Our exploit path resulted in the ability to upload malicious PyTorch releases to GitHub, upload releases to AWS, potentially add code to the main repository branch, backdoor PyTorch dependencies – the list goes on. In short, it was bad. Quite bad.As we’ve seen before with SolarWinds, Ledger, and others, supply chain attacks like this are killer from an attacker’s perspective. With this level of access, any respectable nation-state would have several paths to a PyTorch supply chain compromise.
Security updates for Monday
Security updates have been issued by CentOS (bind, cups, curl, firefox, ipa, iperf3, java-1.8.0-openjdk, java-11-openjdk, kernel, libssh2, linux-firmware, open-vm-tools, openssh, postgresql, python, python3, squid, thunderbird, tigervnc, and xorg-x11-server), Fedora (chromium, python-flask-security-too, and tkimg), Gentoo (libgit2, Opera, QPDF, and zlib), Mageia (chromium-browser-stable, gnutls, openssh, packages, and vlc), Oracle (.NET 6.0, fence-agents, frr, ipa, kernel, nss, pixman, and tomcat), and SUSE (gstreamer-plugins-bad).
Stable kernel 5.10.207
The 5.10.207 stable kernel update has been released; it consists entirely of a handful of reverts of SCSI patches.
Linux Mint 21.3 "Virginia" released
The Linux Mint distribution has announced the release of Linux Mint 21.3, which is codenamed "Virginia". It has the Cinnamon 6.0 desktop, "comes with full support for SecureBoot and compatibility with a wider variety of BIOS and EFI implementation
", has added new features to the Hypnotix TV-viewer application, and more.
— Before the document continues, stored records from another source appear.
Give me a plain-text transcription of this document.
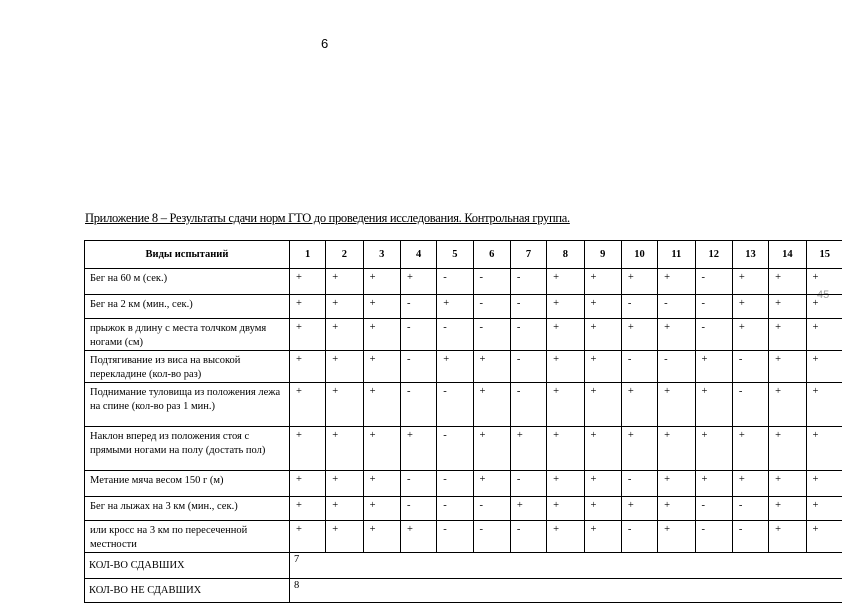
6
45
Приложение 8 – Результаты сдачи норм ГТО до проведения исследования. Контрольная группа.
Виды испытаний	1	2	3	4	5	6	7	8	9	10	11	12	13	14	15
Бег на 60 м (сек.)	+	+	+	+	-	-	-	+	+	+	+	-	+	+	+
Бег на 2 км (мин., сек.)	+	+	+	-	+	-	-	+	+	-	-	-	+	+	+
прыжок в длину с места толчком двумя ногами (см)	+	+	+	-	-	-	-	+	+	+	+	-	+	+	+
Подтягивание из виса на высокой перекладине (кол-во раз)	+	+	+	-	+	+	-	+	+	-	-	+	-	+	+
Поднимание туловища из положения лежа на спине (кол-во раз 1 мин.)	+	+	+	-	-	+	-	+	+	+	+	+	-	+	+
Наклон вперед из положения стоя с прямыми ногами на полу (достать пол)	+	+	+	+	-	+	+	+	+	+	+	+	+	+	+
Метание мяча весом 150 г (м)	+	+	+	-	-	+	-	+	+	-	+	+	+	+	+
Бег на лыжах на 3 км (мин., сек.)	+	+	+	-	-	-	+	+	+	+	+	-	-	+	+
или кросс на 3 км по пересеченной местности	+	+	+	+	-	-	-	+	+	-	+	-	-	+	+
КОЛ-ВО СДАВШИХ	7														
КОЛ-ВО НЕ СДАВШИХ	8														
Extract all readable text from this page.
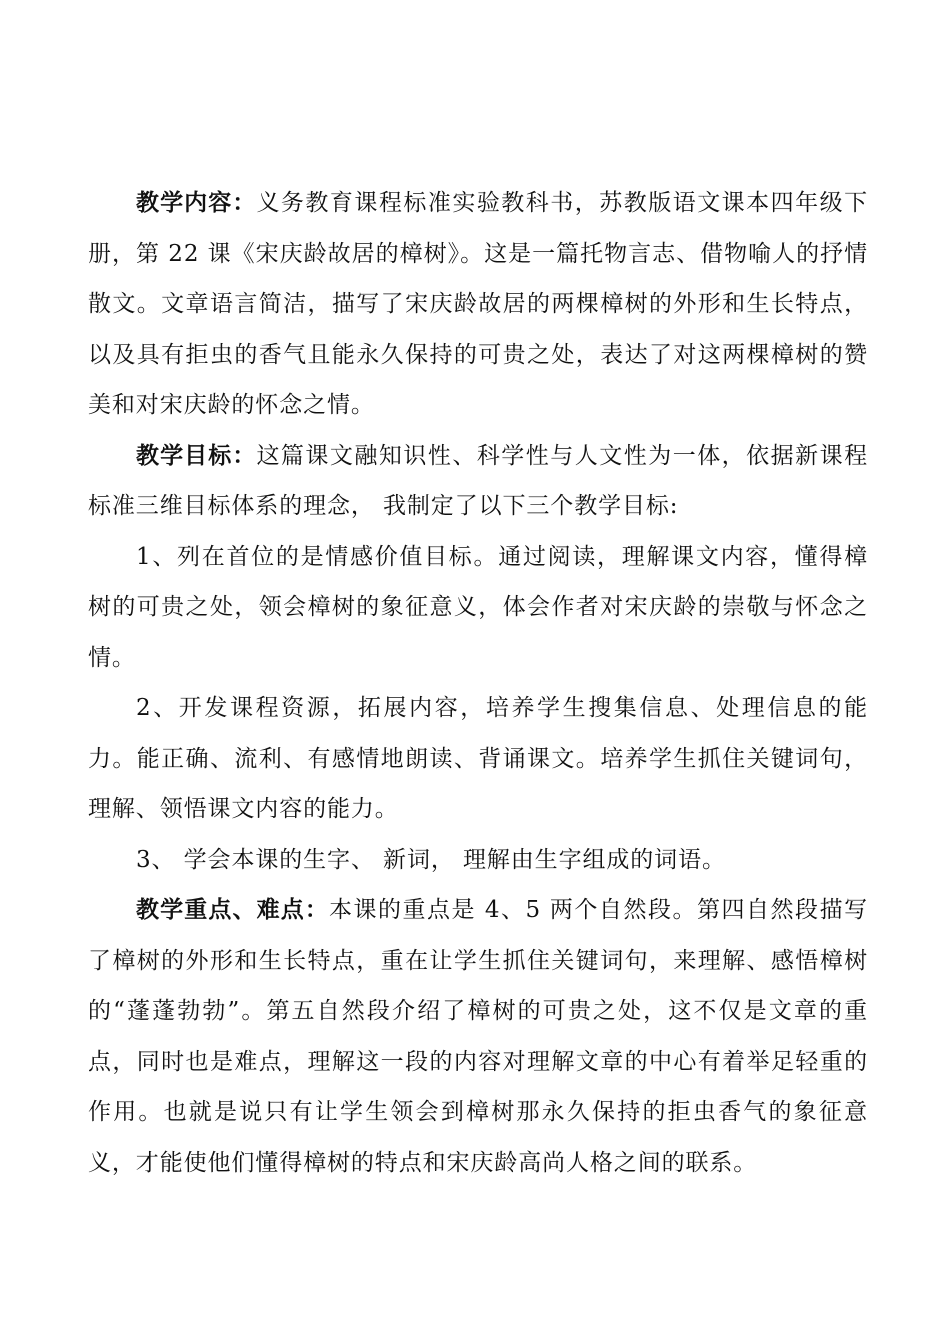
教学内容：义务教育课程标准实验教科书，苏教版语文课本四年级下册，第 22 课《宋庆龄故居的樟树》。这是一篇托物言志、借物喻人的抒情散文。文章语言简洁，描写了宋庆龄故居的两棵樟树的外形和生长特点，以及具有拒虫的香气且能永久保持的可贵之处，表达了对这两棵樟树的赞美和对宋庆龄的怀念之情。

教学目标：这篇课文融知识性、科学性与人文性为一体，依据新课程标准三维目标体系的理念， 我制定了以下三个教学目标:

1、列在首位的是情感价值目标。通过阅读，理解课文内容，懂得樟树的可贵之处，领会樟树的象征意义，体会作者对宋庆龄的崇敬与怀念之情。

2、开发课程资源，拓展内容，培养学生搜集信息、处理信息的能力。能正确、流利、有感情地朗读、背诵课文。培养学生抓住关键词句，理解、领悟课文内容的能力。

3、 学会本课的生字、 新词， 理解由生字组成的词语。

教学重点、难点：本课的重点是 4、5 两个自然段。第四自然段描写了樟树的外形和生长特点，重在让学生抓住关键词句，来理解、感悟樟树的“蓬蓬勃勃”。第五自然段介绍了樟树的可贵之处，这不仅是文章的重点，同时也是难点，理解这一段的内容对理解文章的中心有着举足轻重的作用。也就是说只有让学生领会到樟树那永久保持的拒虫香气的象征意义，才能使他们懂得樟树的特点和宋庆龄高尚人格之间的联系。
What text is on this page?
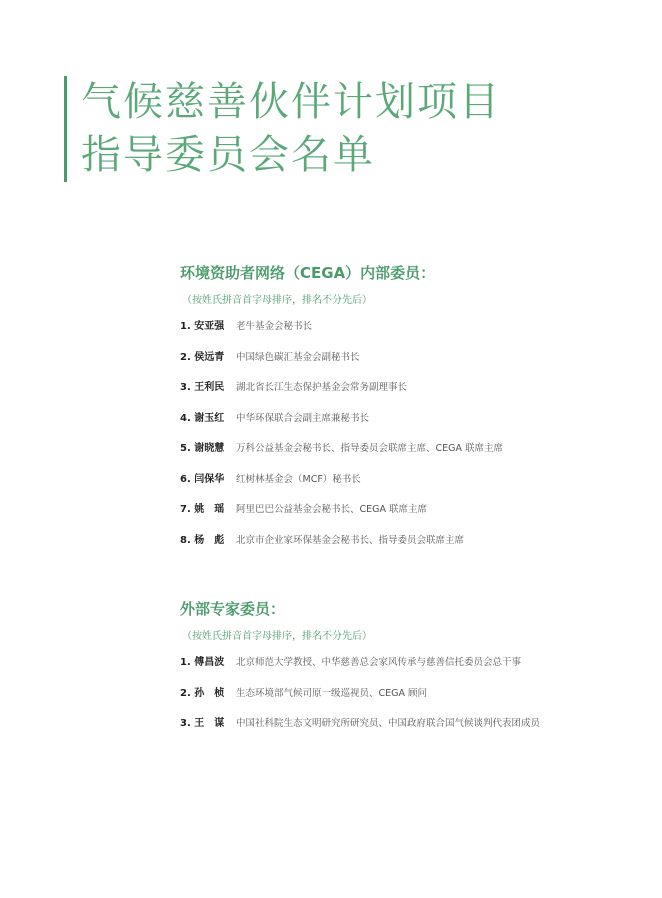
气候慈善伙伴计划项目
指导委员会名单
环境资助者网络（CEGA）内部委员：
（按姓氏拼音首字母排序，排名不分先后）
1. 安亚强	老牛基金会秘书长
2. 侯远青	中国绿色碳汇基金会副秘书长
3. 王利民	湖北省长江生态保护基金会常务副理事长
4. 谢玉红	中华环保联合会副主席兼秘书长
5. 谢晓慧	万科公益基金会秘书长、指导委员会联席主席、CEGA 联席主席
6. 闫保华	红树林基金会（MCF）秘书长
7. 姚　瑶	阿里巴巴公益基金会秘书长、CEGA 联席主席
8. 杨　彪	北京市企业家环保基金会秘书长、指导委员会联席主席
外部专家委员：
（按姓氏拼音首字母排序，排名不分先后）
1. 傅昌波	北京师范大学教授、中华慈善总会家风传承与慈善信托委员会总干事
2. 孙　桢	生态环境部气候司原一级巡视员、CEGA 顾问
3. 王　谋	中国社科院生态文明研究所研究员、中国政府联合国气候谈判代表团成员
See the release notes for even more information about it.
Information on the SourceHut outage
Users of SourceHut will have noticed that the site has been unreachable; Drew DeVault has now posted a report on what is happening (it's a distributed denial-of-service attack) and what is being done to recover.
We deal with ordinary DDoS attacks in the normal course of operations, and we are generally able to mitigate them on our end. However, this is not an ordinary DDoS attack; the attacker posesses considerable resources and is operating at a scale beyond that which we have the means to mitigate ourselves. In response, before we could do much ourselves to understand or mitigate the problem, our upstream network provider null routed SourceHut entirely, rendering both the internet at large, and SourceHut staff, unable to reach our servers.